The molecular workings of the Neurospora biological clock

Abstract

In Neurosporacrassa the FRQ/WC feedback loop has been shown to be central to the function of the circadian clock. Similar to other eukaryotic systems it is based on a transcription-translation PAS heterodimer type feedback. FRQ levels cycle with a period identical to that of the Neurospora circadian cycle and its expression is rapidly induced by light. A complex of White Collar 1 (WC-1) and White Collar 2 (WC-2) (the WCC) is required for the transcriptional activation of frq.
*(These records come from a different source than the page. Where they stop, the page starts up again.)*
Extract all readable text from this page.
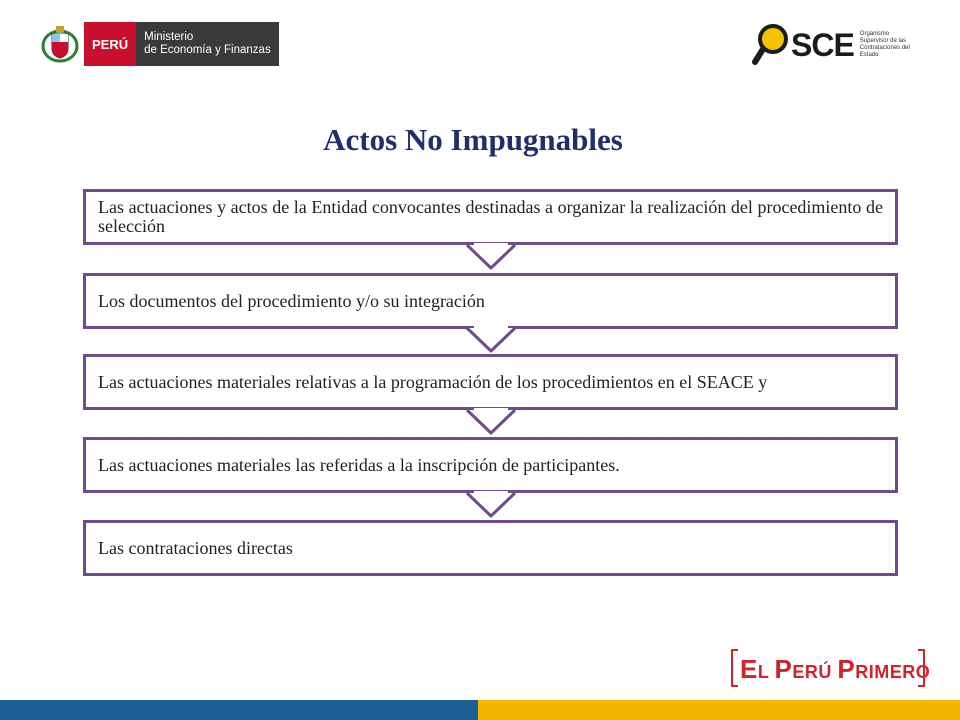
PERÚ	Ministerio
de Economía y Finanzas	SCE Organismo Supervisor de las Contrataciones del Estado
Actos No Impugnables
Las actuaciones y actos de la Entidad convocantes destinadas a organizar la realización del procedimiento de selección
Los documentos del procedimiento y/o su integración
Las actuaciones materiales relativas a la programación de los procedimientos en el SEACE y
Las actuaciones materiales las referidas a la inscripción de participantes.
Las contrataciones directas
EL PERÚ PRIMERO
The oscillation in frq message is transcriptionally regulated via a single necessary and sufficient cis-acting element in the frq promoter, the Clock-Box (CB) bound by WCC. Light-induction of frq transcription is mediated by WCC binding to two cis-acting elements (LREs) in the frq promoter. WC-1, with flavin adenine dinucleotide (FAD) as a cofactor, is the blue-light photoreceptor. The original description of a frq-null strain, frq9, (Loros et al 1986) included a description of oscillations in asexual conidial banding that occasionally appeared following 3 to 7 days of arrhythmic development now referred to as FLO for FRQ-less oscillator. Unlike the intact clock, FLO period is sensitive to media composition. We have identified a circadianly regulated gene whose mutation interferes with FLO even under temperature entrainment conditions. This same mutation affects the circadian clock in a frq+ background causing a shorter period length as well as temperature response defects. This gene may be an entry point to study the connection between the biological clock and other basic cellular mechanisms.